COS 99-3
Ecosystem root respiration in sugar maple forests increases with temperature within populations but not across populations: Results of a range-wide study

Thursday, August 13, 2015: 8:40 AM
319, Baltimore Convention Center
Mickey P. Jarvi, School of Forest Resources & Environmental Science, Michigan Technological University, Houghton, MI
Andrew J. Burton, School of Forest Resources & Environmental Science, Michigan Technological University, Houghton, MI
Background/Question/Methods

Common temperate tree species, such as sugar maple, have geographic ranges that encompass tremendous natural variation in climate.  Understanding the local adaptations that occur in response to these climatic differences could improve our understanding of potential large-scale responses to climatic warming.  Root respiration typically increases exponentially with temperature within a location and species, but there are little data regarding how this response may vary among populations and the mechanisms controlling population differences.  Our objective was to determine how carbon allocated to sugar maple root respiration varies with local climate at sixteen sugar maple dominated sites in the central U.S.  The sites span 10 degrees of latitude, across which mean annual temperature increases from 4 to 14 oC.  Fine-root (<1 mm) biomass and respiration at ambient soil temperature were measured during June, July, and September, 2014.  Ecosystem fine-root respiration was estimated as the product of specific fine-root respiration and biomass.  Models often allow plant tissue respiration to increase exponentially with temperature, with a Q10 of 2.  This would imply 85% greater specific respiration rates at the southern sites than at the northern sites in July, when soil temperatures increased from 11.3 to 21.0 oC from north to south.

Results/Conclusions

Within each of the locations, root respiration rates were greater for sampling dates with warmer soil temperature.
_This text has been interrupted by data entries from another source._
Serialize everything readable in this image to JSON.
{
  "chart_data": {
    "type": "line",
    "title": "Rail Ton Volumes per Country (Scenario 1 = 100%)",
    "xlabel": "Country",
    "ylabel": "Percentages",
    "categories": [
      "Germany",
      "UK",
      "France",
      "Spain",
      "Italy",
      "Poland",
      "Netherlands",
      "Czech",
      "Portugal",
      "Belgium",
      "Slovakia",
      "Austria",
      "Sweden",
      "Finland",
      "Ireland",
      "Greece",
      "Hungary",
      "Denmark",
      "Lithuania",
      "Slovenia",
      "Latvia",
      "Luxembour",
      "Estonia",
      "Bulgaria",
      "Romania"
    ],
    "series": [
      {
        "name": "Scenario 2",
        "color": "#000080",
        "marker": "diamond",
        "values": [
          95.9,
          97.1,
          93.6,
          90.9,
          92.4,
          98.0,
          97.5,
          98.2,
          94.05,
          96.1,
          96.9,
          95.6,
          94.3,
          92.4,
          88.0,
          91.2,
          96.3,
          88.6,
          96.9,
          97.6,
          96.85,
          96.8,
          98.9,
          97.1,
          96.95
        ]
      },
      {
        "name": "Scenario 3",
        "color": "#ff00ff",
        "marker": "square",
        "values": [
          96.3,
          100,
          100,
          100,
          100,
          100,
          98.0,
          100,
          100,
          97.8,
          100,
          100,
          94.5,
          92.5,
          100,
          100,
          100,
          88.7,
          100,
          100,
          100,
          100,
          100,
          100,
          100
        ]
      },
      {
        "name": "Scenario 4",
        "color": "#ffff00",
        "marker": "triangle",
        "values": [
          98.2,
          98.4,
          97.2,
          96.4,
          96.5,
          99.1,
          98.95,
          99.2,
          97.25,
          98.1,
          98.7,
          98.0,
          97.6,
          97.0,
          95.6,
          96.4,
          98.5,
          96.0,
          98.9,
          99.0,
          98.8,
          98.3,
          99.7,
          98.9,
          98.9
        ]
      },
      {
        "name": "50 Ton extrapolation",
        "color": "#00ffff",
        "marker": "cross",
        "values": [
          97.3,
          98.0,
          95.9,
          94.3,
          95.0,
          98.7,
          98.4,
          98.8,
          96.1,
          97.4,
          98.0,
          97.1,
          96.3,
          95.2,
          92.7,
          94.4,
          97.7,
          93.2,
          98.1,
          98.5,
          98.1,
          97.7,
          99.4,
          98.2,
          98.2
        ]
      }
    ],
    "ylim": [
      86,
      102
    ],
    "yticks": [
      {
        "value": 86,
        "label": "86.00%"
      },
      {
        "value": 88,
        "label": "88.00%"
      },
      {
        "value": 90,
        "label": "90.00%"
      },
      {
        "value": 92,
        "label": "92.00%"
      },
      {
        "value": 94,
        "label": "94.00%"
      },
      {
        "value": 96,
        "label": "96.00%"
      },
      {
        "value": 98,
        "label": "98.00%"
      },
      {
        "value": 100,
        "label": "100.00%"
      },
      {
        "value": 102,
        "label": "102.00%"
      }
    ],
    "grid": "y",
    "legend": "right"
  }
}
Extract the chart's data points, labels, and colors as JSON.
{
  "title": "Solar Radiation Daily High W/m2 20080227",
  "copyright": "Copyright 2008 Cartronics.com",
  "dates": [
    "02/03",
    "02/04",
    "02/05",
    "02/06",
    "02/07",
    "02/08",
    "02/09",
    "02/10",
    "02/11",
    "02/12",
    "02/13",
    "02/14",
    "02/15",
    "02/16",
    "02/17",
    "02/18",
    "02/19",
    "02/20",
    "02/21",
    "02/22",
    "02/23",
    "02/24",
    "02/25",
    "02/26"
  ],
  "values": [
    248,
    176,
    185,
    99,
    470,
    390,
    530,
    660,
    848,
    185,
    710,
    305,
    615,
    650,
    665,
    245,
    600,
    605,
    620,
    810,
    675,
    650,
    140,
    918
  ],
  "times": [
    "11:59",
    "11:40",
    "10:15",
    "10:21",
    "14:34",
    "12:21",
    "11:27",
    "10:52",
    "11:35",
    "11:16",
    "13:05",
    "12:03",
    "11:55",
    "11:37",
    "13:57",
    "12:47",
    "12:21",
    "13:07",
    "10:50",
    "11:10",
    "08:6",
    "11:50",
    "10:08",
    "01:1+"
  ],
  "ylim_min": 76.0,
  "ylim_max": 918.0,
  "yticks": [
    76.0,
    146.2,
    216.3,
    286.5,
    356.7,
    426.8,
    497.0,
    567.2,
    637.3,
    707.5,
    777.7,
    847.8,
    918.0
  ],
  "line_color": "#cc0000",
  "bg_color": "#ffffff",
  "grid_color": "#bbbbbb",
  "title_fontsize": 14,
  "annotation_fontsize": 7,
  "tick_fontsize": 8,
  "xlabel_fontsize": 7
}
Across sites, however, root respiration did not increase from cooler to warmer locations for any of the three sampling periods, and were actually slightly lower at the southernmost sites (P = 0.01) in July, despite soil temperatures nearly 10 oC warmer than northern sites. This was associated with decreases in fine root N concentration (P = 0.003) and metabolic capacity (P < 0.001) from north to south. Fine-root biomass also decreased (P < 0.001) from north to south, which contributed to lower ecosystem fine root-respiration at the warmer, southern sites (P < 0.001).  It is not known if these differences among sites are a plastic response to environmental conditions that all sugar maple are capable of or if they are the result of genetically different ecotypes, tightly adapted to local climate, occurring at each site.  If the former is true, climatic warming will have little impact on belowground C allocation across sugar maple’s range.  If the latter is true, ecosystem root respiration would increase greatly at all locations, potentially altering ecosystem carbon balance and productivity.